The Aberdeen first league team paid a friendly visit to the Buchan capital on Saturday to meet the Peterhead in the Recreation Park, and the match created keen interest among the followers of football and the district. The weather was fine, and there was a very large attendance of spectators, many of whom had come from a distance. The teams were:-
Aberdeen: Mutch; Colman, Hume; McCann, Halkett, Low; Simpson, Edgar, Wilson, O'Hagan, Lennie.
Peterhead: Pyper; Bruce, Thompson; McIntosh, Milne, McDougall; Shand, Scott, Imlah, Webster, Cadger.
Referee - Mister R. Massie, Peterhead.
Aberdeen won the toss, and decided to play with the sun and a slight breeze behind them. Peterhead immediately rushed the ball to wards Mutch, and provided a brisk opening. From the onset the locals showed good combination, and were quickly within shooting distance. Mutch had to hold a swift shot from Webster, but he cleared well. Shortly after, Milne sent in a long drooping shot. The crowd watched with intense eagerness the ball's flight to wards the goal, and were disappointed to see and scraped over the top of the bar. A strong punt allowed Lennie and O'Hagan to get away. They carry the leather well into Peterhead's ground, but were checked by Bruce, who accidentally gave away a corner. The ball was cleared and sent to midfield, where it was cleverly trapped and taken towards the Aberdeen goal. Cadger passed into the centre, but Wilson relieved, sending the ball to the left wing, where Lennie and his partner forced another corner. From the kick, Simpson shot past. Shand had a fine run down, but was brought up by Mutch.
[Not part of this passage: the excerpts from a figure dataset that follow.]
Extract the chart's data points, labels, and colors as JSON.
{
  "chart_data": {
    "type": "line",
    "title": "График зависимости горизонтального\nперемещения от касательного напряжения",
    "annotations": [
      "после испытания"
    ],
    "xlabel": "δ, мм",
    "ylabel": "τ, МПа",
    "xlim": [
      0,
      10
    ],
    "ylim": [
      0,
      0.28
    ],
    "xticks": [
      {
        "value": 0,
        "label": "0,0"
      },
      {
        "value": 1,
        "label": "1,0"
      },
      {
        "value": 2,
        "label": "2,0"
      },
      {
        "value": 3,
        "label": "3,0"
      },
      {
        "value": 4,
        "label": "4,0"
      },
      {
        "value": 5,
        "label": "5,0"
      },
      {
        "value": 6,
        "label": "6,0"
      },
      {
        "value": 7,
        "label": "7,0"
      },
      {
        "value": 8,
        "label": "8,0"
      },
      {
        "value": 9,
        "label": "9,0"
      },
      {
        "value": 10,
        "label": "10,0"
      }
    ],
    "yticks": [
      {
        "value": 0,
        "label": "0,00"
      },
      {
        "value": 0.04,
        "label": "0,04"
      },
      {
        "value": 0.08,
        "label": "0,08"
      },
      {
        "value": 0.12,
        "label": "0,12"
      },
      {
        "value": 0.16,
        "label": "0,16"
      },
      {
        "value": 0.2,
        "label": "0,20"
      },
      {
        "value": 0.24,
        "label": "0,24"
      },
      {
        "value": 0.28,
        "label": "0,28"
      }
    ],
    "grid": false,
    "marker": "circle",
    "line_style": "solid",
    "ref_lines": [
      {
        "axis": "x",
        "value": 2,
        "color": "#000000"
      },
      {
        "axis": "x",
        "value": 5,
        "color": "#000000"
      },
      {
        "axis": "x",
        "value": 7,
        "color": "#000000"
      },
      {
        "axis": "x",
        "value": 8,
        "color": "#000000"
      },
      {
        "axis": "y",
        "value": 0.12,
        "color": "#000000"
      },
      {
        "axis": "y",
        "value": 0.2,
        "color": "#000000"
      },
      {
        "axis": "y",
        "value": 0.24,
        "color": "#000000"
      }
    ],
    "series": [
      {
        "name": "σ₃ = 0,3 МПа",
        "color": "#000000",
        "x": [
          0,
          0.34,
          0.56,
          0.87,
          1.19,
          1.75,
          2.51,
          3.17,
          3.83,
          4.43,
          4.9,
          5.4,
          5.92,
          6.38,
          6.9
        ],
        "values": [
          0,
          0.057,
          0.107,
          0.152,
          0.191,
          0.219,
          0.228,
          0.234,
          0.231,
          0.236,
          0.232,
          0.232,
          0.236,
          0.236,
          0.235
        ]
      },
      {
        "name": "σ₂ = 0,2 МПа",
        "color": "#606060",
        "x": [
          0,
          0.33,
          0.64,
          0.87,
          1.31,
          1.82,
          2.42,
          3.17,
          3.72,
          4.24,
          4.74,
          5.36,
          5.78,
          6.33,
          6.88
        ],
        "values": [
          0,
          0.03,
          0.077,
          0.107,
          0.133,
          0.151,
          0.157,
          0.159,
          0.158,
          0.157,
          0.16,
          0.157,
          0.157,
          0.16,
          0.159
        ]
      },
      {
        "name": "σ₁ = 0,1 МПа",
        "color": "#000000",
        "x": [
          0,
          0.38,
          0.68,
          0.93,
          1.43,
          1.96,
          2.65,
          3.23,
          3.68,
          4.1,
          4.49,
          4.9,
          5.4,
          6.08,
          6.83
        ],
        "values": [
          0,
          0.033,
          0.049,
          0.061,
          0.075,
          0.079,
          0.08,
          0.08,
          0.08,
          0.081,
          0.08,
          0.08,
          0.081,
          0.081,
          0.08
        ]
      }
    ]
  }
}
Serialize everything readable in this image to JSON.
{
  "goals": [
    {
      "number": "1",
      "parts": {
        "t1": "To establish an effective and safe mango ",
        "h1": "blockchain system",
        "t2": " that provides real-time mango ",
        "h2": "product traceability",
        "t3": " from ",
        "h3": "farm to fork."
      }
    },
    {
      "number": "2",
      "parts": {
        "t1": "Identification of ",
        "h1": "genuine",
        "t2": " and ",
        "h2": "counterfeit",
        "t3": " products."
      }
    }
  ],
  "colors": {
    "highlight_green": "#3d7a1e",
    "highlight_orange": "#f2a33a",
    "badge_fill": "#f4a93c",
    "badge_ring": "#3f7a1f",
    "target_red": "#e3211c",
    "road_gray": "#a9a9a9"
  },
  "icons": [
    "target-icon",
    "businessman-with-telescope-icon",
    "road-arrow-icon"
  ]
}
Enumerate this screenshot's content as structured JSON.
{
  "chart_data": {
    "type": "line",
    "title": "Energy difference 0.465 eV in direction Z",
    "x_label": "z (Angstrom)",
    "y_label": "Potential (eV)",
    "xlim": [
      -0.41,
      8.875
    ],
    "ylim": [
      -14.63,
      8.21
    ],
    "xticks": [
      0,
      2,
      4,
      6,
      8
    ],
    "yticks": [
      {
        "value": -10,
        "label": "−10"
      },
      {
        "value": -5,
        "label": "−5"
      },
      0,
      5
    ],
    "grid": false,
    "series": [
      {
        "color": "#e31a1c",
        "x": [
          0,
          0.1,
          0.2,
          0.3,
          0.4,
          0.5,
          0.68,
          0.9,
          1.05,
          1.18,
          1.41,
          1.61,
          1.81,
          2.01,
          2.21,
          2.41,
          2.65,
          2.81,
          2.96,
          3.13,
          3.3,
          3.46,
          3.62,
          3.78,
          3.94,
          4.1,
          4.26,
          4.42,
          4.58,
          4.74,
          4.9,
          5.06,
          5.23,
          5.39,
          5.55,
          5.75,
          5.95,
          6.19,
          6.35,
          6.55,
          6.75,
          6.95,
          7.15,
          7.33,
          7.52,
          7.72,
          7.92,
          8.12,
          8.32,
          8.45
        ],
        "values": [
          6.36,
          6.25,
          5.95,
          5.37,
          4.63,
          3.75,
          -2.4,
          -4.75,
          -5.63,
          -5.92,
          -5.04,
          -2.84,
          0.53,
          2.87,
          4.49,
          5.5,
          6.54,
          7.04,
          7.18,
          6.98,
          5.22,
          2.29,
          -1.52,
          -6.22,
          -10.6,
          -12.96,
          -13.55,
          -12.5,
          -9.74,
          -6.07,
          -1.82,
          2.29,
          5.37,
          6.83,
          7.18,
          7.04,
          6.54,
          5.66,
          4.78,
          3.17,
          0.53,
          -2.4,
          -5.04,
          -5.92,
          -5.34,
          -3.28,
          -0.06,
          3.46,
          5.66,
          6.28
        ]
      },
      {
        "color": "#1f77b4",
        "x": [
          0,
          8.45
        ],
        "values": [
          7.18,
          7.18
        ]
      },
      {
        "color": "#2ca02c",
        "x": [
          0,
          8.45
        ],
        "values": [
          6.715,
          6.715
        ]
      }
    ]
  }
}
The play was transferred to the other end, where Wilson had a try but did not score. End-to-end play followed, but some long kicking was indulged in until Scott secured the ball and passed smartly to Webster. The latter shot, but Mutch was on the alert, and saved well. The game was very even, and Peterhead gave quite as good a display as Aberdeen, although the visitors were handicapped by the absence of Hume, who had to retire for a short time through a slight injury sustained in a collision with Shand. Both teams were playing well, and many pieces of smart work elicited cries of admiration from the onlookers. The Peterhead forwards were specially energetic, and gave Mutch a greater amount of trouble than Pyper received from the Aberdeen attackers. No scoring took place in the first half.
On resuming several changes were to be noted in the team's. Imlah and Shand had changed places on the Peterhead side, and Simpson and Edgar had swapped positions in the Aberdeen team. At the outset the visitors put on a stiff pressure, and several of the forwards had shots at goal, but there finishing was rather weak, and nothing resulted. A long punt by Milne took the ball to the other end, where cadger tried Mutch, but failed to find the net. Aberdeen forced a corner, and Wilson, who captured the ball, passed to O'Hagan. The latter was lying well in, and his drive at goal was unsavable, the ball reaching the net before Pyper to touch it. Peterhead then put on a spurt, and by smart footwork got within shooting distance. Scott had a beautiful try, but his shot went a little wide. Several hard drives were sent in the direction of Mutch, but nothing came from any of them. The play ranged from end to end, and there was no diminution in the standard of the exhibition, which delighted the spectators. Aberdeen had now slightly the better of matters, and Pyper had to exert himself to save his charge. Weak finishing too many of the tries, however, made this an easy matter. An excellent break away on the part of the homesters looked promising, but the ball was sent to midfield. The local men, however, returned to the attack, and a few minutes from time the equalised. Imlah shot, and the ball struck the post. On the rebound it was caught by cadger, and the latter immediately headed across to Shand, who scored beautifully.
On the whole, Peterhead deserved to draw. They played energetically, and never slackened their efforts from start to finish. The Aberdeen men also played a strong game all through, and the tactics won the admiration of the spectators.